Elle ne fit pas de rêve, et ne se réveilla que lorsque la servante la secoua doucement :
« - Mademoiselle ? »
Elle ouvrit les yeux, et la domestique recula :
« - Le médecin a demandé à ne pas vous laisser dormir trop longtemps. Une personne a toqué, et a laissé des fleurs pour vous. Il y avait un petit mot, le voici. »
La rousse aperçut un sublime assemblage de fleurs dans un de ses vases, et écarquilla les yeux. Alexy était fou de lui offrir cela ! Elle attrapa le feuillet, et le parcourut des yeux :
« - Ma chère Morgane. J'ai appris votre soudaine indisposition avec une déception inégalée. J'espère que votre rétablissement sera prompt, et que les fleurs vous plaisent. J'attends de vous revoir avec impatience. »

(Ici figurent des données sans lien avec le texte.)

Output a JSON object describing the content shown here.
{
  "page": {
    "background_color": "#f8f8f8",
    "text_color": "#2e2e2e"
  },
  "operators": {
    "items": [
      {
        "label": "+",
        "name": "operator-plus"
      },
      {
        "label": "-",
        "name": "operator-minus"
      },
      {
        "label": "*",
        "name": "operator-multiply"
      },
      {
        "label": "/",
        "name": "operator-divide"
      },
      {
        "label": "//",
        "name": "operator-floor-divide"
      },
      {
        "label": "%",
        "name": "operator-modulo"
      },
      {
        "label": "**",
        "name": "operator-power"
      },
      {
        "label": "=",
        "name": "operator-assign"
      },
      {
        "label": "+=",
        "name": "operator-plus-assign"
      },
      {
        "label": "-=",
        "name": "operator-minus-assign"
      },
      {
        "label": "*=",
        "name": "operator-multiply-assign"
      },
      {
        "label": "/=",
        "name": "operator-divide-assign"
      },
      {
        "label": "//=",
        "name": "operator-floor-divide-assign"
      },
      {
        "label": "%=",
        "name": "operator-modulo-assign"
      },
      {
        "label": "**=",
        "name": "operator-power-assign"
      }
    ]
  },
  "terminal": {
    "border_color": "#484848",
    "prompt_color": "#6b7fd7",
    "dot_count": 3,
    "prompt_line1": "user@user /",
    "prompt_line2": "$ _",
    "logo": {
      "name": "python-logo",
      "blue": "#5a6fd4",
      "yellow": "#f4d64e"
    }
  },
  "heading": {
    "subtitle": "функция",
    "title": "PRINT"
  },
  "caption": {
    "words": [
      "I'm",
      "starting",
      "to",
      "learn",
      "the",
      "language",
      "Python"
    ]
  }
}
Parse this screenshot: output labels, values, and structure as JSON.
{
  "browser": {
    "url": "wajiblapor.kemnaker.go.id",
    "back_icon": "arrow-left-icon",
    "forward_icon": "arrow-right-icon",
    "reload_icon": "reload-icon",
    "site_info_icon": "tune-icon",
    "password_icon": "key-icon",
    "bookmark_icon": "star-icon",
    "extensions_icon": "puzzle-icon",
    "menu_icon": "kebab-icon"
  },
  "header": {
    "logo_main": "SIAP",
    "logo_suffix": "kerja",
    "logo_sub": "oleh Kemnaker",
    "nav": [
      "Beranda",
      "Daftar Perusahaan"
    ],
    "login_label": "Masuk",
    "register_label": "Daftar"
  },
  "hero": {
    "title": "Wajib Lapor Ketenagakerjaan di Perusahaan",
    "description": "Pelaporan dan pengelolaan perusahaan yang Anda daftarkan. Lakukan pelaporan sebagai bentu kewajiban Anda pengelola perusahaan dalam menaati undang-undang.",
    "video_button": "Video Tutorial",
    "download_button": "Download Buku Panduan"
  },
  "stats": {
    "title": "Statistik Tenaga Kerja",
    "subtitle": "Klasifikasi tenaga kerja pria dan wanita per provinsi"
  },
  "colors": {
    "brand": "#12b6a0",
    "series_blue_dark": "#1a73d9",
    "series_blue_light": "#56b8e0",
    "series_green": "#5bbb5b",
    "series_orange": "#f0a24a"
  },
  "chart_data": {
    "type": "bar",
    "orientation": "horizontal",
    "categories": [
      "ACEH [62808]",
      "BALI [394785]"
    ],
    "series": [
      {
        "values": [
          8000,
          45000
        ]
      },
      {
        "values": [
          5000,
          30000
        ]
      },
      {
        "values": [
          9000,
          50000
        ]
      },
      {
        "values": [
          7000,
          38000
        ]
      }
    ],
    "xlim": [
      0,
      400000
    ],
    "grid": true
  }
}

Le mot n'était pas signé, mais ce n'était point l'écriture de son ami. Elle retourna le billet, espérant y trouver une signature, mais en vain. Elle remercia distraitement Camille, et relut le mot pour y trouver un indice de l'expéditeur. Mais elle ne put rattacher ce feuillet à une personne, et le posa sur sa table de chevet. Qui pouvait bien lui écrire avec autant de... Familiarité et de désespoir ? Elle secoua la tête, et se tourna doucement pour ne pas faire saigner son bras, avant de se caler confortablement. La jeune femme avait beau retourner la question dans sa tête, elle ne trouvait pas de réponse. Elle demanda :
« - Camille ? Connaissais-tu le messager ?
- Oh non, mademoiselle. Je ne l'avais jamais vu avant.
- Bien... »
Elle soupira, et se promit de tirer cela au clair.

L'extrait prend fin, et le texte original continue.